State-sponsored programs
States are also focusing on improving their approach to SDoH with funding from their Medicaid Managed Care Plans, which cover the bulk of Medicaid beneficiaries. Nineteen states now require Medicaid plans to screen for and/or provide referrals for social needs, and most Medicaid plans across the country report engaging in SDoH activities. Some states are also providing housing support through referrals, support services, and case management services.
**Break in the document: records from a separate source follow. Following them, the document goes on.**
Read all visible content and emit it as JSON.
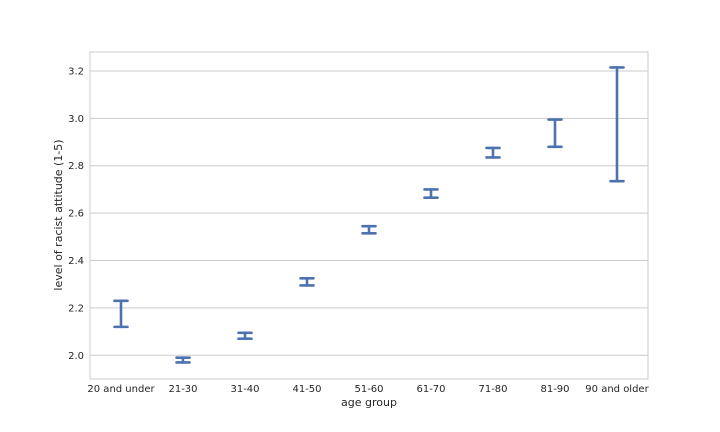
{
  "chart_data": {
    "type": "errorbar",
    "title": "",
    "xlabel": "age group",
    "ylabel": "level of racist attitude (1-5)",
    "categories": [
      "20 and under",
      "21-30",
      "31-40",
      "41-50",
      "51-60",
      "61-70",
      "71-80",
      "81-90",
      "90 and older"
    ],
    "series": [
      {
        "lower": [
          2.12,
          1.97,
          2.07,
          2.295,
          2.515,
          2.665,
          2.835,
          2.88,
          2.735
        ],
        "upper": [
          2.23,
          1.99,
          2.095,
          2.325,
          2.545,
          2.7,
          2.875,
          2.995,
          3.215
        ]
      }
    ],
    "ylim": [
      1.9,
      3.28
    ],
    "yticks": [
      2.0,
      2.2,
      2.4,
      2.6,
      2.8,
      3.0,
      3.2
    ],
    "ytick_labels": [
      "2.0",
      "2.2",
      "2.4",
      "2.6",
      "2.8",
      "3.0",
      "3.2"
    ],
    "grid": true,
    "legend": "none",
    "colors": {
      "series": "#4c72b0",
      "grid": "#cccccc",
      "frame": "#cccccc",
      "text": "#262626"
    }
  }
}
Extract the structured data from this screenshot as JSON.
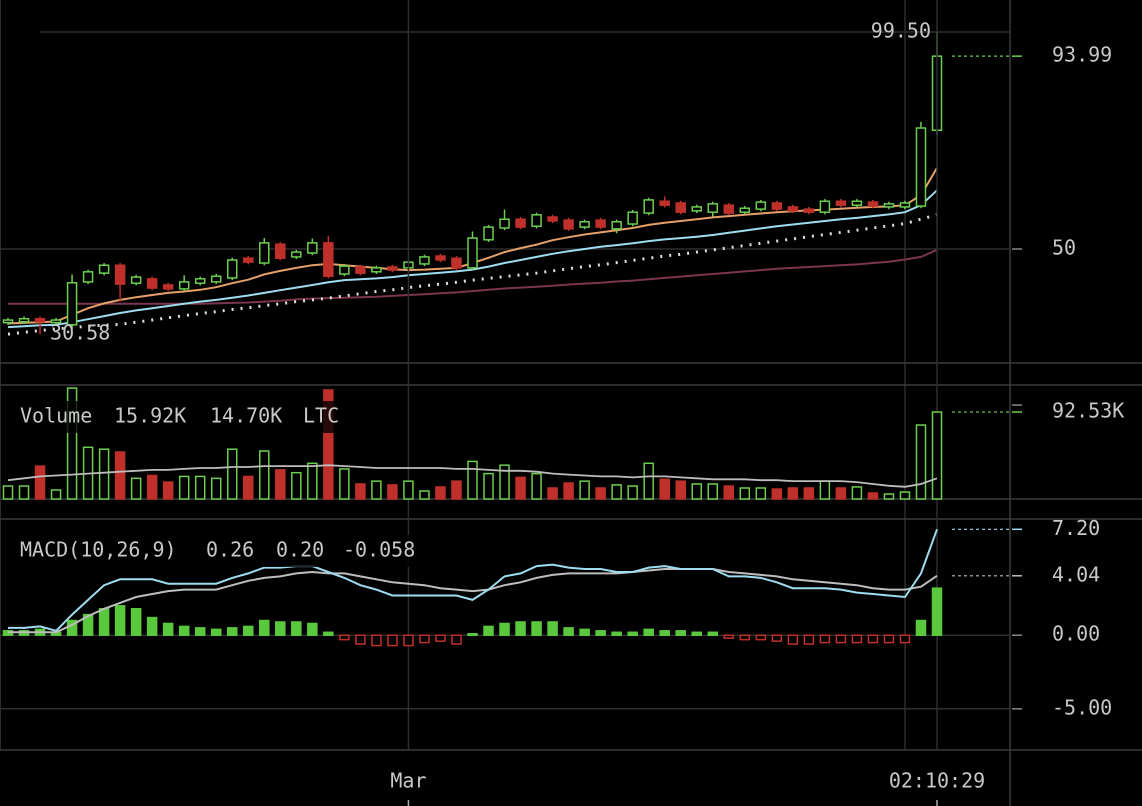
{
  "chart_data": [
    {
      "type": "candlestick",
      "categories": [
        null,
        null,
        null,
        null,
        null,
        null,
        null,
        null,
        null,
        null,
        null,
        null,
        null,
        null,
        null,
        null,
        null,
        null,
        null,
        null,
        null,
        null,
        null,
        null,
        null,
        "Mar",
        null,
        null,
        null,
        null,
        null,
        null,
        null,
        null,
        null,
        null,
        null,
        null,
        null,
        null,
        null,
        null,
        null,
        null,
        null,
        null,
        null,
        null,
        null,
        null,
        null,
        null,
        null,
        null,
        null,
        null,
        null,
        null,
        "02:10:29"
      ],
      "open": [
        33.2,
        33.4,
        34.1,
        33.2,
        32.7,
        42.5,
        44.5,
        46.3,
        42.2,
        43.2,
        41.8,
        40.9,
        42.2,
        42.5,
        43.4,
        47.9,
        46.8,
        51.1,
        48.2,
        49.1,
        51.4,
        44.3,
        45.9,
        44.8,
        45.9,
        45.7,
        46.6,
        48.4,
        47.9,
        45.7,
        52.1,
        54.8,
        56.8,
        55.2,
        57.3,
        56.6,
        55.0,
        56.6,
        54.6,
        55.7,
        58.2,
        60.9,
        60.5,
        58.7,
        58.4,
        60.0,
        58.4,
        59.1,
        60.5,
        59.6,
        59.1,
        58.4,
        60.9,
        60.0,
        60.7,
        59.6,
        59.6,
        59.8,
        77.1
      ],
      "high": [
        34.3,
        34.6,
        34.6,
        34.3,
        44.2,
        45.3,
        46.8,
        46.8,
        44.1,
        43.7,
        42.3,
        44.0,
        43.7,
        44.3,
        48.0,
        48.4,
        52.5,
        51.6,
        49.8,
        52.4,
        53.0,
        46.6,
        46.4,
        46.2,
        46.4,
        47.5,
        48.7,
        48.9,
        48.4,
        54.0,
        55.5,
        59.0,
        57.3,
        58.3,
        57.8,
        57.1,
        56.7,
        57.1,
        56.7,
        58.9,
        61.7,
        62.0,
        61.0,
        60.1,
        60.8,
        60.5,
        59.8,
        61.2,
        61.0,
        60.1,
        59.6,
        61.4,
        61.4,
        61.4,
        61.2,
        60.8,
        61.0,
        79.0,
        99.5
      ],
      "low": [
        32.7,
        32.9,
        30.58,
        32.7,
        32.2,
        42.0,
        44.0,
        38.0,
        41.7,
        40.6,
        40.4,
        40.4,
        41.7,
        42.0,
        42.9,
        46.5,
        46.3,
        47.4,
        47.7,
        48.6,
        43.3,
        43.8,
        44.0,
        44.3,
        44.7,
        45.2,
        46.1,
        47.0,
        45.2,
        45.2,
        51.6,
        54.3,
        54.5,
        54.7,
        55.9,
        54.1,
        54.5,
        54.5,
        53.6,
        55.2,
        57.7,
        59.5,
        57.9,
        58.2,
        57.4,
        57.7,
        57.9,
        58.6,
        58.6,
        58.2,
        57.9,
        57.9,
        59.5,
        59.5,
        59.3,
        59.1,
        59.1,
        59.3,
        76.0
      ],
      "close": [
        33.8,
        34.1,
        33.4,
        33.8,
        42.3,
        44.8,
        46.3,
        42.0,
        43.6,
        41.1,
        40.9,
        42.5,
        43.2,
        43.8,
        47.5,
        47.0,
        51.4,
        47.9,
        49.3,
        51.4,
        43.8,
        46.1,
        44.5,
        45.7,
        45.2,
        47.0,
        48.2,
        47.5,
        45.7,
        52.5,
        55.0,
        56.8,
        55.0,
        57.8,
        56.4,
        54.6,
        56.2,
        55.0,
        56.2,
        58.4,
        61.2,
        60.0,
        58.4,
        59.6,
        60.3,
        58.2,
        59.3,
        60.7,
        59.1,
        58.7,
        58.4,
        60.9,
        60.0,
        60.9,
        59.8,
        60.3,
        60.5,
        77.6,
        93.99
      ],
      "up_color": "#6ccf4e",
      "down_color": "#c0302b",
      "overlays": [
        {
          "color": "#7a3550",
          "style": "solid",
          "values": [
            37.5,
            37.5,
            37.5,
            37.5,
            37.5,
            37.5,
            37.5,
            37.5,
            37.5,
            37.5,
            37.5,
            37.5,
            37.5,
            37.6,
            37.7,
            37.8,
            38.0,
            38.2,
            38.5,
            38.7,
            38.8,
            38.9,
            39.0,
            39.1,
            39.3,
            39.5,
            39.7,
            39.9,
            40.1,
            40.4,
            40.7,
            41.0,
            41.2,
            41.4,
            41.6,
            41.9,
            42.1,
            42.3,
            42.6,
            42.8,
            43.1,
            43.4,
            43.7,
            44.0,
            44.3,
            44.6,
            44.9,
            45.2,
            45.5,
            45.7,
            45.9,
            46.1,
            46.3,
            46.5,
            46.8,
            47.1,
            47.6,
            48.2,
            49.8
          ]
        },
        {
          "color": "#e0e0e0",
          "style": "dotted",
          "values": [
            30.6,
            31.0,
            31.4,
            31.8,
            32.1,
            32.4,
            32.6,
            32.8,
            33.3,
            33.8,
            34.3,
            34.8,
            35.3,
            35.7,
            36.2,
            36.6,
            37.1,
            37.5,
            38.0,
            38.4,
            38.8,
            39.3,
            39.8,
            40.3,
            40.7,
            41.2,
            41.6,
            42.0,
            42.4,
            42.9,
            43.3,
            43.7,
            44.1,
            44.5,
            45.0,
            45.5,
            46.0,
            46.4,
            46.9,
            47.4,
            47.9,
            48.4,
            48.8,
            49.3,
            49.8,
            50.3,
            50.8,
            51.3,
            51.8,
            52.3,
            52.8,
            53.3,
            53.8,
            54.3,
            54.8,
            55.3,
            55.8,
            56.8,
            57.8
          ]
        },
        {
          "color": "#9fdcef",
          "style": "solid",
          "values": [
            32.2,
            32.4,
            32.6,
            32.7,
            33.3,
            34.0,
            34.7,
            35.4,
            36.0,
            36.5,
            37.0,
            37.5,
            38.0,
            38.4,
            38.9,
            39.4,
            40.0,
            40.6,
            41.2,
            41.8,
            42.4,
            42.9,
            43.1,
            43.3,
            43.6,
            44.0,
            44.3,
            44.6,
            44.9,
            45.3,
            46.0,
            46.8,
            47.5,
            48.2,
            48.9,
            49.5,
            50.0,
            50.5,
            50.9,
            51.3,
            51.8,
            52.2,
            52.5,
            52.8,
            53.2,
            53.7,
            54.2,
            54.7,
            55.2,
            55.6,
            56.0,
            56.4,
            56.8,
            57.1,
            57.5,
            57.9,
            58.4,
            60.0,
            63.4
          ]
        },
        {
          "color": "#e5a06a",
          "style": "solid",
          "values": [
            33.0,
            33.2,
            33.3,
            33.5,
            35.0,
            36.5,
            37.6,
            38.4,
            39.0,
            39.5,
            40.0,
            40.3,
            40.7,
            41.3,
            42.2,
            43.0,
            44.2,
            45.0,
            45.7,
            46.3,
            46.6,
            46.3,
            46.0,
            45.7,
            45.4,
            45.2,
            45.3,
            45.5,
            45.7,
            46.8,
            48.0,
            49.3,
            50.2,
            51.0,
            52.0,
            52.7,
            53.3,
            53.8,
            54.3,
            54.8,
            55.5,
            56.0,
            56.4,
            56.8,
            57.2,
            57.5,
            57.8,
            58.1,
            58.4,
            58.6,
            58.8,
            59.0,
            59.2,
            59.4,
            59.6,
            59.7,
            60.0,
            62.3,
            68.5
          ]
        }
      ],
      "ylim": [
        24,
        106.8
      ],
      "yticks": [
        50
      ],
      "annotations": [
        {
          "label": "99.50"
        },
        {
          "label": "30.58"
        }
      ]
    },
    {
      "type": "volume",
      "legend": {
        "title": "Volume",
        "values": [
          "15.92K",
          "14.70K"
        ],
        "unit": "LTC"
      },
      "values": [
        13800,
        13800,
        35000,
        9600,
        118000,
        55000,
        53000,
        50000,
        22000,
        25000,
        18000,
        24000,
        24000,
        22000,
        53000,
        24000,
        51000,
        31000,
        28000,
        38000,
        116000,
        32000,
        16000,
        19000,
        15000,
        19000,
        8500,
        12800,
        19000,
        40000,
        27000,
        36000,
        23000,
        27000,
        11700,
        17000,
        19000,
        11700,
        15000,
        13800,
        38000,
        21000,
        19000,
        16000,
        16000,
        13800,
        11700,
        11700,
        10600,
        11700,
        11700,
        19000,
        11700,
        12800,
        6400,
        5300,
        7400,
        78700,
        92530
      ],
      "last_label": "92.53K",
      "ma": {
        "color": "#bdbdbd",
        "values": [
          20000,
          22000,
          24000,
          25000,
          26000,
          27000,
          28000,
          29000,
          30000,
          31000,
          31000,
          32000,
          33000,
          33000,
          34000,
          34000,
          35000,
          35000,
          35000,
          35000,
          36000,
          35000,
          34000,
          33000,
          33000,
          33000,
          33000,
          33000,
          32000,
          32000,
          31000,
          30000,
          30000,
          29000,
          27000,
          26000,
          25000,
          24000,
          24000,
          23000,
          24000,
          24000,
          23000,
          22000,
          21000,
          21000,
          21000,
          20000,
          20000,
          19000,
          19000,
          19000,
          19000,
          18000,
          16000,
          14000,
          13000,
          16000,
          22000
        ]
      },
      "ylim": [
        0,
        121300
      ]
    },
    {
      "type": "macd",
      "legend": {
        "title": "MACD(10,26,9)",
        "values": [
          "0.26",
          "0.20",
          "-0.058"
        ]
      },
      "macd": {
        "color": "#9fdcef",
        "values": [
          0.5,
          0.5,
          0.6,
          0.3,
          1.4,
          2.4,
          3.4,
          3.8,
          3.8,
          3.8,
          3.5,
          3.5,
          3.5,
          3.5,
          3.9,
          4.2,
          4.6,
          4.6,
          4.7,
          4.7,
          4.3,
          3.9,
          3.4,
          3.1,
          2.7,
          2.7,
          2.7,
          2.7,
          2.7,
          2.4,
          3.1,
          4.0,
          4.2,
          4.7,
          4.8,
          4.6,
          4.5,
          4.5,
          4.3,
          4.3,
          4.6,
          4.7,
          4.5,
          4.5,
          4.5,
          4.0,
          4.0,
          3.9,
          3.6,
          3.2,
          3.2,
          3.2,
          3.1,
          2.9,
          2.8,
          2.7,
          2.6,
          4.2,
          7.2
        ],
        "last_label": "7.20"
      },
      "signal": {
        "color": "#bdbdbd",
        "values": [
          0.2,
          0.2,
          0.2,
          0.2,
          0.7,
          1.3,
          1.8,
          2.2,
          2.6,
          2.8,
          3.0,
          3.1,
          3.1,
          3.1,
          3.4,
          3.7,
          3.9,
          4.0,
          4.2,
          4.3,
          4.2,
          4.2,
          4.0,
          3.8,
          3.6,
          3.5,
          3.4,
          3.2,
          3.1,
          3.0,
          3.1,
          3.4,
          3.6,
          3.9,
          4.1,
          4.2,
          4.2,
          4.2,
          4.2,
          4.3,
          4.4,
          4.5,
          4.5,
          4.5,
          4.5,
          4.3,
          4.2,
          4.1,
          4.0,
          3.8,
          3.7,
          3.6,
          3.5,
          3.4,
          3.2,
          3.1,
          3.1,
          3.3,
          4.04
        ]
      },
      "histogram": [
        0.3,
        0.3,
        0.4,
        0.2,
        1.0,
        1.4,
        1.8,
        2.0,
        1.8,
        1.2,
        0.8,
        0.6,
        0.5,
        0.4,
        0.5,
        0.6,
        1.0,
        0.9,
        0.9,
        0.8,
        0.2,
        -0.3,
        -0.6,
        -0.7,
        -0.7,
        -0.7,
        -0.5,
        -0.4,
        -0.6,
        0.1,
        0.6,
        0.8,
        0.9,
        0.9,
        0.9,
        0.5,
        0.4,
        0.3,
        0.2,
        0.2,
        0.4,
        0.3,
        0.3,
        0.2,
        0.2,
        -0.2,
        -0.3,
        -0.3,
        -0.4,
        -0.6,
        -0.6,
        -0.5,
        -0.5,
        -0.5,
        -0.5,
        -0.5,
        -0.5,
        1.0,
        3.2
      ],
      "ylim": [
        -7.8,
        7.9
      ],
      "yticks": [
        {
          "value": 0,
          "label": "0.00"
        },
        {
          "value": -5,
          "label": "-5.00"
        }
      ]
    }
  ]
}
In 2014, New York State launched its 5-year, $8 billion DSRIP program, which aims to reduce hospital utilization by 25 percent. Under this program, Value-based Payment (VBP) contractors (hospitals, accountable care organizations, safety-net providers, etc.) that share risk must implement at least one SDoH intervention and contract with at least one CBO, starting in January 2018. This means that DSRIP money flows from Medicaid to the healthcare provider to the CBO. Among the areas covered under this plan are economic stability, education, health and healthcare, neighborhood and environment, and social, family and community context.
CBOs are universally underfunded, but with the right incentives, they can play a powerful role in addressing social needs. If the healthcare industry aims to improve health outcomes and reduce the costs associated with care, health plans and providers must ensure that these partnerships are equitable for each organization involved. With this approach, both sides benefit, and so will the communities in need.
Manik Bhat is the CEO and Co-founder of Healthify, a social determinants of health management company based in New York City.